WannaCrypt is only the latest of a number of strains of ransomware to emerge in recent years, following the likes of CryptoLocker, CryptoWall, and Locky, but it has exposed with glaring clarity how and why ransomware presents a significant risk to all businesses. So how can companies protect themselves from infection and potentially suffering operational, financial, and reputational damage?
Understanding the Threat
WannaCrypt is a form of ransomware, and ransomware’s primary aim is to extort money from businesses and individuals who are infected. This is achieved by encrypting files that are saved locally and on shared drives connected to affected machines. Once files have been encrypted, the user is notified and asked to pay money in Bitcoins (an online value and payment method) in order to obtain a key that will unencrypt the files.
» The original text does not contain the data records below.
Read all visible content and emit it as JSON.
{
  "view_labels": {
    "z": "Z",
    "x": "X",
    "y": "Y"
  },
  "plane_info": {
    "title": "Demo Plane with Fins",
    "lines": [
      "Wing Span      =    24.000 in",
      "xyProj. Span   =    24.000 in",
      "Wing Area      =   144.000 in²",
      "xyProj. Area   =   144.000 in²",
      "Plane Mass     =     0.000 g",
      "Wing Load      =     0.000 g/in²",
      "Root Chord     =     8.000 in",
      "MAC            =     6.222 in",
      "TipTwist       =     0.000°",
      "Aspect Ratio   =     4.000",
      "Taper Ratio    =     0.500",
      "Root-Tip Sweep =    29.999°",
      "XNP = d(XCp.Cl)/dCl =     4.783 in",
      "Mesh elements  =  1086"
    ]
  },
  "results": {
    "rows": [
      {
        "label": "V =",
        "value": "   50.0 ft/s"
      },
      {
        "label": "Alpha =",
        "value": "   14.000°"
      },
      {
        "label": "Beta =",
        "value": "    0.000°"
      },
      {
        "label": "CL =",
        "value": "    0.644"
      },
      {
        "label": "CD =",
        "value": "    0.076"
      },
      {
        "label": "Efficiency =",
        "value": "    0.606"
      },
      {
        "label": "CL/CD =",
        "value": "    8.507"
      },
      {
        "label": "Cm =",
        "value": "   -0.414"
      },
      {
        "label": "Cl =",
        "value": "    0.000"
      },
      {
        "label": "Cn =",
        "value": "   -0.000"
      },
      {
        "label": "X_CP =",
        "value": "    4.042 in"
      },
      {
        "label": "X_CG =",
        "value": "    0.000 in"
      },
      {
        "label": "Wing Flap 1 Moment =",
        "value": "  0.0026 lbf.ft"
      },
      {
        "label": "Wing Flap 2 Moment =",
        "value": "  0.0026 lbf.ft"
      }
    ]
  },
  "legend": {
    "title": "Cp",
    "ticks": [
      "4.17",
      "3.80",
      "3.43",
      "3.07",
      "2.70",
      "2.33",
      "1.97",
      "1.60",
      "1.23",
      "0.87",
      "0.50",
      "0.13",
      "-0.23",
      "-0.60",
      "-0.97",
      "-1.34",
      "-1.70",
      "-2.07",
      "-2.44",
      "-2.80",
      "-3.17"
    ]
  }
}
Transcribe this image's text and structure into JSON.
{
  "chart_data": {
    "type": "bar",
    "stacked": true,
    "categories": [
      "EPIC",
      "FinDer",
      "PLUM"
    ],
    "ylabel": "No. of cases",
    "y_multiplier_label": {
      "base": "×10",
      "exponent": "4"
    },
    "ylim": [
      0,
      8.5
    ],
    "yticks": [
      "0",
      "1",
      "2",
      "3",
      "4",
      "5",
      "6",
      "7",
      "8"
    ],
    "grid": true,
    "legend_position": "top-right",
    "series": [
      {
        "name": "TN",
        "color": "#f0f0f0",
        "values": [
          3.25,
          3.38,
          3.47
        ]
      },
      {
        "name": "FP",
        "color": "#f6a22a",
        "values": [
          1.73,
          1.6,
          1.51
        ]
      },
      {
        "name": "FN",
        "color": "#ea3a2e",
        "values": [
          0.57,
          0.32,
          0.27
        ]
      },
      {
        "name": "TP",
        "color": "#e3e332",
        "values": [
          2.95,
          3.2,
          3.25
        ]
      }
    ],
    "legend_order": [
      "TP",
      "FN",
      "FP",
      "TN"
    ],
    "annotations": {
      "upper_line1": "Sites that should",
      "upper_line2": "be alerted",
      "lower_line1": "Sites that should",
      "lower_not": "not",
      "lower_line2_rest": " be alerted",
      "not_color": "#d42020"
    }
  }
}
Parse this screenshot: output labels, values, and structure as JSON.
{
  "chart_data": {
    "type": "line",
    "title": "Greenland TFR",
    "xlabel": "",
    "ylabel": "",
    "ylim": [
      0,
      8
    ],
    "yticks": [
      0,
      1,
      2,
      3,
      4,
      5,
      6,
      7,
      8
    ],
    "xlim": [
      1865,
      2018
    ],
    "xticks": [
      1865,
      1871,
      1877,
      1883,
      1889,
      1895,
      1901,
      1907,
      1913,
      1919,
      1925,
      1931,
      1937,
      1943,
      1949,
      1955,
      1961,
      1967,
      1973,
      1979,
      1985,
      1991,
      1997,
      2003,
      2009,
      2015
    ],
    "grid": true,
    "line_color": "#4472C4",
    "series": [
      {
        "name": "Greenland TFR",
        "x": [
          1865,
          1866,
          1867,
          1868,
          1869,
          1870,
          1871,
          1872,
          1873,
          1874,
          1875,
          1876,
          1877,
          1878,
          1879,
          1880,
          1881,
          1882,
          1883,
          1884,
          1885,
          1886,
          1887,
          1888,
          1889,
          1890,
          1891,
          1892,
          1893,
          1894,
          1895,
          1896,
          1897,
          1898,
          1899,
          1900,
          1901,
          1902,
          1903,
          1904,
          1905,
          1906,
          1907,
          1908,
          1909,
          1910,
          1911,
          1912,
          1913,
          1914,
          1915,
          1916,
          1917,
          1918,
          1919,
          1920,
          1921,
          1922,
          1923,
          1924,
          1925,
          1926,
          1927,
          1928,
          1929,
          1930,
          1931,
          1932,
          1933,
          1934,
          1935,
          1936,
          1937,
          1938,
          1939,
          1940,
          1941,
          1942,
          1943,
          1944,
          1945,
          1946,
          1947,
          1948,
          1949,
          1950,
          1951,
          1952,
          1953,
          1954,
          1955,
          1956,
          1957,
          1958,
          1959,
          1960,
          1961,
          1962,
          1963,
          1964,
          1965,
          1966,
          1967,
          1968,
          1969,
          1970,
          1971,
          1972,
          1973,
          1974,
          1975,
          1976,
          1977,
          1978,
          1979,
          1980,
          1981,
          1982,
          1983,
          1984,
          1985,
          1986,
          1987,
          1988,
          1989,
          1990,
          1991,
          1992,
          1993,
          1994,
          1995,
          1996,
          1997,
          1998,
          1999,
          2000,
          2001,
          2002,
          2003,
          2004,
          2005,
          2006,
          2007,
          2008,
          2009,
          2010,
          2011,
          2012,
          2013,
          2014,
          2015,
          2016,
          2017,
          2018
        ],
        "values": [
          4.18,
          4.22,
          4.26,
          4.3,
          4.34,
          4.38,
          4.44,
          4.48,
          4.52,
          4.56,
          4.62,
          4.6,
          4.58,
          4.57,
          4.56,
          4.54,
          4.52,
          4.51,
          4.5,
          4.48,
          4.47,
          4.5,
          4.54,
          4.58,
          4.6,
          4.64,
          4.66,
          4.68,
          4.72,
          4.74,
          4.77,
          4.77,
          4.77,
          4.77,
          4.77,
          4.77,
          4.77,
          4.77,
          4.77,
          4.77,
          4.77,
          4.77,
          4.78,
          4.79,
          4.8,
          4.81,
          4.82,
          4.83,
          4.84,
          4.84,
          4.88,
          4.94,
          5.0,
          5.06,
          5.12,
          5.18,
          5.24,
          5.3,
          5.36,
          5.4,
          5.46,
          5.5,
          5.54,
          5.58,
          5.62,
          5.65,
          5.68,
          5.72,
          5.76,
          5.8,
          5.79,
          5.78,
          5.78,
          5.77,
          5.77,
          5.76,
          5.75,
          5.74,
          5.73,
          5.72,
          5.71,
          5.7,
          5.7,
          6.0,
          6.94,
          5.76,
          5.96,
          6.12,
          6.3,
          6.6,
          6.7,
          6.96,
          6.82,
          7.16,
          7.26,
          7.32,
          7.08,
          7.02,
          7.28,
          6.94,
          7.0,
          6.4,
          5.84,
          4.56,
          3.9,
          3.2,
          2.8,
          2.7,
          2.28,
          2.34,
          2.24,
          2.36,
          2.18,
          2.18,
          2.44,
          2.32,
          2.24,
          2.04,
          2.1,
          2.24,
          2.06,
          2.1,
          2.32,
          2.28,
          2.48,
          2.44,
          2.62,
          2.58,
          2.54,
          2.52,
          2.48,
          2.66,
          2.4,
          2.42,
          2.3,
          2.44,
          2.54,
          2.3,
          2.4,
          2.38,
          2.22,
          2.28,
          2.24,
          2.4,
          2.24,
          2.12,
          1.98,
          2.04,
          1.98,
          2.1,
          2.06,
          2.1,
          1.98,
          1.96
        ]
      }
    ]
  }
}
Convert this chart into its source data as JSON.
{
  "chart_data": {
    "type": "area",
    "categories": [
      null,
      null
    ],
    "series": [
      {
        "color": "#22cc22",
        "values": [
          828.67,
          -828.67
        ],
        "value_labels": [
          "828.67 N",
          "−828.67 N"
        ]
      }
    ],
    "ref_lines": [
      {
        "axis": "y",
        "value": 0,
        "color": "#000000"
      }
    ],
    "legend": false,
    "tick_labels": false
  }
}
What makes WannaCrypt ransomware especially dangerous is the manner in which it can spread from infected machines. The ransomware spread rapidly throughout the world on Friday 12th May, leapfrogging between vulnerable Windows machines.
Vaccinate against Infection
With any strain of ransomware, prevention is always better than cure. Advice on what to do if your firm becomes infected tends to be either to pay the ransom or to restore from backups. The former option comes with serious moral considerations, and the latter is dependent on appropriate backup measures being in place and available.
As the majority of ransomware attacks are proliferated through phishing emails and compromised websites, user education will always be your first line of defence against infection.
There are seven survival measures businesses can take:
· Always ensure Microsoft security patches for servers and workstations are kept up-to-date;
· Take regular backups and test that they can be restored;
· Ensure all antivirus software is real-time updated and that active scanning is on;
· Keep all software up-to-date, including Java, Adobe Flash Player, Adobe PDF, and so on;
· Never click on links or open attachments in emails that you are not absolutely sure of;
· Don’t visit questionable websites, and take care when downloading files and applications;
· Ensure that user access rights are setup appropriately; not everyone has access to every file.
The following measures, where practical for companies, are also worth implementing:
· Restrict permissions to read-only;
· Store documents in a database, for example a document management system;
· Flash is frequently exploited by cybercriminals in order to deliver malware payload, so if you can, avoid using it;
· Implement ad-blocking and anti-spam filters;
· Enable software restrictions through group policies.
Ransomware: An Evolving Threat
All businesses, regardless of their size or the nature of their operations, need to understand the threat that ransomware poses. As Microsoft’s President and Chief Legal Officer Brad Smith commented, “the governments of the world should treat this attack as a wake-up call.”
WannaCrypt ransomware can only (at this point in time) infect unpatched and outdated Microsoft servers and workstations, and so implementing a robust scheduled maintenance program across your firm’s systems and educating your employees of what to watch out for, are essential.